Thursday, July 29, 2004

Home Again

You park in the church parking lot because it’s free. It’s 12:20 a.m. It’s 12 degrees below. You’ve got five minutes to make it before they start charging cover at 12:30. Five minutes because they set their clock ahead to make a few extra bucks. Five minutes unless that one guy is working - the guy who has a crush on your buddy and will basically let him in for free anytime, you too, if you are with him. You throw your coats in the trunk so no one steals them (“Freeze for fashion!”, your buddy says) and you RUN in your A-shirt and jeans the two blocks to the bar and damn the light's red so you cross the street mid-block between the cars, your nostril hairs freezing, your knuckles turning red, slipping on the black ice on Hennepin Avenue, dashing by other gay boys and the few other people out at this time. You make it to the door and jump back and forth hugging yourself as the straight girls in front of you argue that, like, they really are twenty-two and like, they just, you know, left their ID’s at home and c’mon couldn’t you just let them in, they drove all the way from Buffalo. With a flip of the hair they huff away (“This is so lame!”). It’s 12:27 on your cell phone. 12:32 on the clock on the wall of the bouncer’s little wind shelter. Damn, too late. You start reaching in your pocket for a five-dollar bill… but that guy is working. He nods at your buddy. “How’s it goin’?” he asks, all gruff and disinterested-like. Your buddy gives his most winning smile, “Goin’ better now that we’re here!” The guy nods his head toward the door.

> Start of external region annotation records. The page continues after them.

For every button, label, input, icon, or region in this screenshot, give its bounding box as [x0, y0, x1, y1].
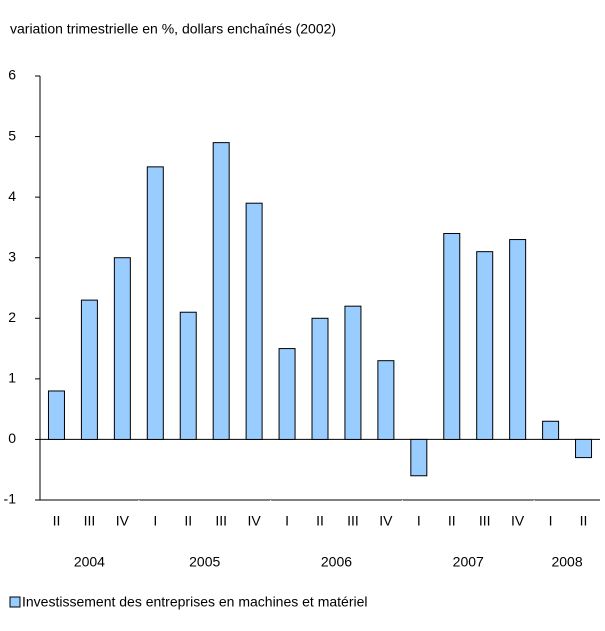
y-tick-label: 4: [8, 188, 16, 204]
x-tick-label: I: [153, 513, 157, 529]
bar: [344, 305, 362, 440]
x-tick-label: III: [347, 513, 359, 529]
bar: [47, 390, 65, 440]
x-tick-label: I: [417, 513, 421, 529]
x-tick-label: I: [549, 513, 553, 529]
bar: [575, 438, 593, 459]
x-tick-label: IV: [379, 513, 393, 529]
legend-swatch: [9, 596, 21, 608]
bar: [179, 311, 197, 440]
y-tick-label: 5: [8, 127, 16, 143]
y-tick-label: 0: [8, 430, 16, 446]
bar: [212, 142, 230, 440]
bar: [476, 251, 494, 440]
bar: [311, 317, 329, 440]
y-tick-label: 6: [8, 67, 16, 83]
bar: [443, 232, 461, 440]
bar: [278, 348, 296, 440]
x-tick-label: IV: [248, 513, 262, 529]
group-label: 2007: [453, 554, 484, 570]
bar: [377, 360, 395, 440]
x-tick-label: III: [479, 513, 491, 529]
bar: [542, 420, 560, 440]
bar: [113, 257, 131, 440]
group-label: 2005: [189, 554, 220, 570]
y-tick-label: 2: [8, 309, 16, 325]
x-tick-label: II: [316, 513, 324, 529]
bar: [80, 299, 98, 440]
bar: [509, 239, 527, 440]
chart-title: variation trimestrielle en %, dollars en…: [10, 21, 336, 37]
y-tick-label: 3: [8, 248, 16, 264]
bar: [146, 166, 164, 440]
x-tick-label: II: [53, 513, 61, 529]
x-tick-label: III: [84, 513, 96, 529]
bar: [245, 202, 263, 440]
group-label: 2008: [551, 554, 582, 570]
y-tick-label: 1: [8, 370, 16, 386]
x-tick-label: IV: [116, 513, 130, 529]
y-tick-label: -1: [4, 491, 17, 507]
x-tick-label: II: [184, 513, 192, 529]
x-tick-label: IV: [511, 513, 525, 529]
group-label: 2006: [321, 554, 352, 570]
x-tick-label: II: [448, 513, 456, 529]
bar: [410, 438, 428, 477]
x-tick-label: I: [285, 513, 289, 529]
group-label: 2004: [74, 554, 105, 570]
x-tick-label: III: [215, 513, 227, 529]
x-tick-label: II: [580, 513, 588, 529]
legend-label: Investissement des entreprises en machin…: [22, 594, 368, 610]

Your buddy pushes you through first and BAM!, you are hit by a wall of hot, humid, sweaty, cigarette-smoky, stale beer-filled air and THUMP, THUMP, TH-THUMPING music. You feel the condensation on your frozen belt buckle as you push your way through the bodies to the bar and order a vodka cran for you and a sloe gin fizz for your buddy. Drinks in hand, you take one lap around the bar, looking for new, unfamiliar faces and cute, familiar faces that might be looking, oh god, is he looking your way? Then you squeeze out to the dance floor because they’re playing that song (I see you baby!, shakin’ that ass!, shak’in that ass!, shakin’ that ass!”) and you head for your spot, away from the shirtless circuit boys and their prickly arms, away from the tweekers’ corner and their wandering hands, away from that one guy who is always staring at you with his mouth part way open and you and your buddy start dancing real close not because you're in love or anything but because there are so many people that, you know, you just have to. And you throw your head back and laugh. It’s Friday night and you made it! Home again.